Afghanistan : les arrestations arbitraires de journalistes se multiplient
Au moins 12 journalistes ont été arrêtés ou interpellés dans le pays, au mois de mai, alors que les talibans ont annoncé la mise en place d’un système censé les protéger. Reporters sans frontières (RSF) condamne fermement ces arrestations arbitraires et demande au gouvernement des talibans de respecter leurs engagements pour la protection des journalistes et la loi sur la presse.
Le 19 mai, lors d’une cérémonie dédiée à la liberté de la presse organisée par la nouvelle Fédération des journalistes et des médias d'Afghanistan et le ministère de l'Information et de la Culture, plusieurs responsables d’associations locales ont évoqué les difficultés des journalistes et des médias.

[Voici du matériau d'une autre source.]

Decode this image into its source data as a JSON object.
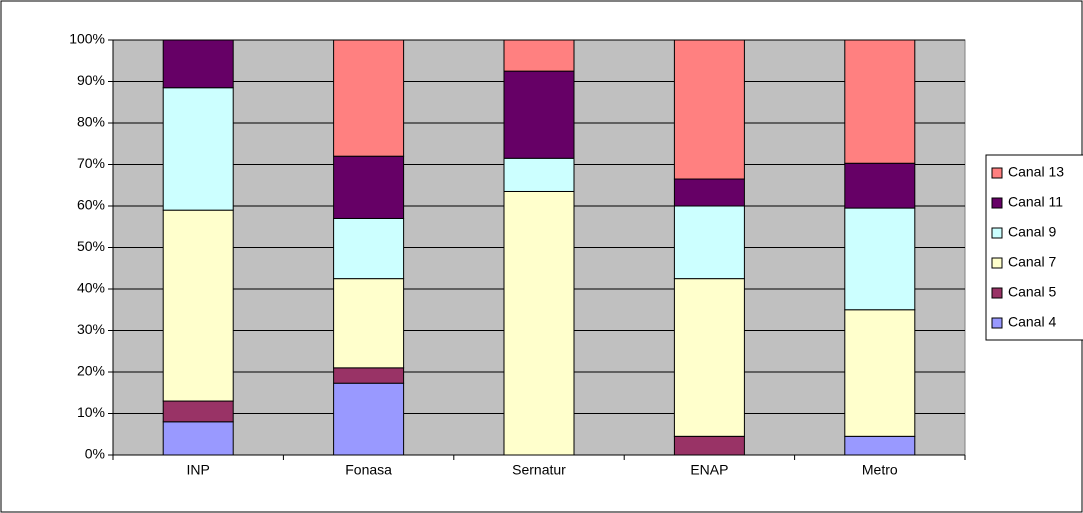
{
  "chart_data": {
    "type": "stacked_bar",
    "categories": [
      "INP",
      "Fonasa",
      "Sernatur",
      "ENAP",
      "Metro"
    ],
    "series": [
      {
        "name": "Canal 4",
        "color": "#9999ff",
        "values": [
          8,
          17.3,
          0,
          0,
          4.5
        ]
      },
      {
        "name": "Canal 5",
        "color": "#993366",
        "values": [
          5,
          3.7,
          0,
          4.5,
          0
        ]
      },
      {
        "name": "Canal 7",
        "color": "#ffffcc",
        "values": [
          46,
          21.5,
          63.5,
          38,
          30.5
        ]
      },
      {
        "name": "Canal 9",
        "color": "#ccffff",
        "values": [
          29.5,
          14.5,
          8,
          17.5,
          24.5
        ]
      },
      {
        "name": "Canal 11",
        "color": "#660066",
        "values": [
          11.5,
          15,
          21,
          6.5,
          10.8
        ]
      },
      {
        "name": "Canal 13",
        "color": "#ff8080",
        "values": [
          0,
          28,
          7.5,
          33.5,
          29.7
        ]
      }
    ],
    "ylim": [
      0,
      100
    ],
    "yticks": [
      {
        "value": 0,
        "label": "0%"
      },
      {
        "value": 10,
        "label": "10%"
      },
      {
        "value": 20,
        "label": "20%"
      },
      {
        "value": 30,
        "label": "30%"
      },
      {
        "value": 40,
        "label": "40%"
      },
      {
        "value": 50,
        "label": "50%"
      },
      {
        "value": 60,
        "label": "60%"
      },
      {
        "value": 70,
        "label": "70%"
      },
      {
        "value": 80,
        "label": "80%"
      },
      {
        "value": 90,
        "label": "90%"
      },
      {
        "value": 100,
        "label": "100%"
      }
    ],
    "grid": true,
    "legend": "right"
  }
}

Ils ont notamment pointé “le manque d'accès à des informations exactes”, “le manque de liberté d'expression”, “les problèmes économiques des médias du pays”, ainsi que “le comportement agressif des forces de l’ordre de l'Émirat islamique avec les travailleurs des médias”. Zabihullah Mujahid, porte-parole de l'Émirat islamique d'Afghanistan et vice-ministre des Publications du ministère de l'Information et de la Culture, a, quant à lui, profité de l’occasion pour annoncer la création, le jour même, de la Commission de vérification des délits des médias et de la Commission pour le droit à l’accès à l'information.
La Commission de vérification des délits des médias, que réclamaient depuis longtemps les journalistes afghans, pourrait leur offrir un régime plus protecteur, à condition de pouvoir travailler de manière indépendante et d’appliquer la loi sur la presse. Selon celle-ci, les plaintes déposées contre les médias et les journalistes doivent être traitées par la commission avant d’être, le cas échéant, transmises à la justice.

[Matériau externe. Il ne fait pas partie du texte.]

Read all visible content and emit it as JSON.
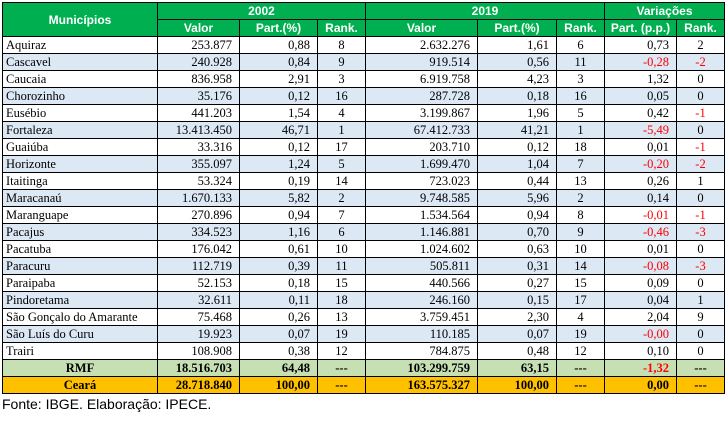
{
  "header": {
    "municipios": "Municípios",
    "y2002": "2002",
    "y2019": "2019",
    "variacoes": "Variações",
    "valor": "Valor",
    "part": "Part.(%)",
    "rank": "Rank.",
    "part_pp": "Part. (p.p.)"
  },
  "rows": [
    [
      "Aquiraz",
      "253.877",
      "0,88",
      "8",
      "2.632.276",
      "1,61",
      "6",
      "0,73",
      "2"
    ],
    [
      "Cascavel",
      "240.928",
      "0,84",
      "9",
      "919.514",
      "0,56",
      "11",
      "-0,28",
      "-2"
    ],
    [
      "Caucaia",
      "836.958",
      "2,91",
      "3",
      "6.919.758",
      "4,23",
      "3",
      "1,32",
      "0"
    ],
    [
      "Chorozinho",
      "35.176",
      "0,12",
      "16",
      "287.728",
      "0,18",
      "16",
      "0,05",
      "0"
    ],
    [
      "Eusébio",
      "441.203",
      "1,54",
      "4",
      "3.199.867",
      "1,96",
      "5",
      "0,42",
      "-1"
    ],
    [
      "Fortaleza",
      "13.413.450",
      "46,71",
      "1",
      "67.412.733",
      "41,21",
      "1",
      "-5,49",
      "0"
    ],
    [
      "Guaiúba",
      "33.316",
      "0,12",
      "17",
      "203.710",
      "0,12",
      "18",
      "0,01",
      "-1"
    ],
    [
      "Horizonte",
      "355.097",
      "1,24",
      "5",
      "1.699.470",
      "1,04",
      "7",
      "-0,20",
      "-2"
    ],
    [
      "Itaitinga",
      "53.324",
      "0,19",
      "14",
      "723.023",
      "0,44",
      "13",
      "0,26",
      "1"
    ],
    [
      "Maracanaú",
      "1.670.133",
      "5,82",
      "2",
      "9.748.585",
      "5,96",
      "2",
      "0,14",
      "0"
    ],
    [
      "Maranguape",
      "270.896",
      "0,94",
      "7",
      "1.534.564",
      "0,94",
      "8",
      "-0,01",
      "-1"
    ],
    [
      "Pacajus",
      "334.523",
      "1,16",
      "6",
      "1.146.881",
      "0,70",
      "9",
      "-0,46",
      "-3"
    ],
    [
      "Pacatuba",
      "176.042",
      "0,61",
      "10",
      "1.024.602",
      "0,63",
      "10",
      "0,01",
      "0"
    ],
    [
      "Paracuru",
      "112.719",
      "0,39",
      "11",
      "505.811",
      "0,31",
      "14",
      "-0,08",
      "-3"
    ],
    [
      "Paraipaba",
      "52.153",
      "0,18",
      "15",
      "440.566",
      "0,27",
      "15",
      "0,09",
      "0"
    ],
    [
      "Pindoretama",
      "32.611",
      "0,11",
      "18",
      "246.160",
      "0,15",
      "17",
      "0,04",
      "1"
    ],
    [
      "São Gonçalo do Amarante",
      "75.468",
      "0,26",
      "13",
      "3.759.451",
      "2,30",
      "4",
      "2,04",
      "9"
    ],
    [
      "São Luís do Curu",
      "19.923",
      "0,07",
      "19",
      "110.185",
      "0,07",
      "19",
      "-0,00",
      "0"
    ],
    [
      "Trairi",
      "108.908",
      "0,38",
      "12",
      "784.875",
      "0,48",
      "12",
      "0,10",
      "0"
    ]
  ],
  "totals": [
    [
      "RMF",
      "18.516.703",
      "64,48",
      "---",
      "103.299.759",
      "63,15",
      "---",
      "-1,32",
      "---"
    ],
    [
      "Ceará",
      "28.718.840",
      "100,00",
      "---",
      "163.575.327",
      "100,00",
      "---",
      "0,00",
      "---"
    ]
  ],
  "footer": "Fonte: IBGE. Elaboração: IPECE."
}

Pourtant, à ce jour, l’annonce de la création de cette commission n’a pas été suivie d’effet et elle n’a pas empêché les nombreuses arrestations de journalistes. 12 journalistes ont été arrêtés entre le 28 mars et le 29 mai et quatre d’entre eux sont toujours en prison : Khalid Qaderi, poète et journaliste pour la radio Norroz, condamné le 7 mai à un an de prison par un tribunal militaire dans la ville de Hérat (ouest de l’Afghanistan) ; Mirza Hassani, directeur de la radio Sedai Aftab (la voix du soleil) arrêté le 22 mai à Hérat pour “collaboration avec le front de résistance” en détention provisoire ; Jamaluddin Deldar, journaliste pour la radio Gardiz, arrêté le 24 mai, manifestement en raison de la position politique de son père ; Khan Mohammad Sayal, journaliste de Payvasouton TV, arrêté le 10 mai pour “une affaire privée” sans plus d’explication, dans la province d’Oruzgan (centre du pays). Aucun de leur dossier n’a été traité par la Commission de vérification des délits des médias, comme le demande la loi.
Le 28 mai, Basireh Mosamam, Ologh big Ghafori et Firouz Ghafori, trois journalistes de la province de Faryab (nord du pays), ont eux aussi été arrêtés. Une arrestation faisant suite au dépôt d’une plainte par le directeur local du ministère de l’Information et de la Culture, dont les pratiques de corruption, alors qu’il était vice-directeur local de l’Éducation nationale, avaient été mises au jour par ces journalistes. Un abus de pouvoir qui vient s’ajouter à l’absence de consultation de la commission, car sa première plainte avait été jugée irrecevable. Après sept heures de détention, ils ont été libérés sous caution dans l’attente de leur jugement.
Le 13 mai, Jawad Etemad, journaliste pour l’agence Asvaka News a quant à lui été arrêté par l’Istikhbarat (service de renseignement) alors qu’il couvrait un attentat dans une mosquée à Kaboul, avant d’être libéré deux jours plus tard.
Après une détention de cinq jours, Aliakbar Khairkhawa, journaliste de SubhKabul, a été relâché par des “hommes inconnus”. Selon les informations recueillies par RSF, le journaliste avait été arrêté par une branche de l’Istikhbarat. Le même jour, le journaliste Roman Karimi et son collègue Samiollah, travaillant pour Salam Wadanadr, et Farzad, cameraman local du New York times, ont été interpellés pendant qu’ils couvraient une manifestation de femmes à Kaboul avant d’être libéré après sept heures d'interrogatoire.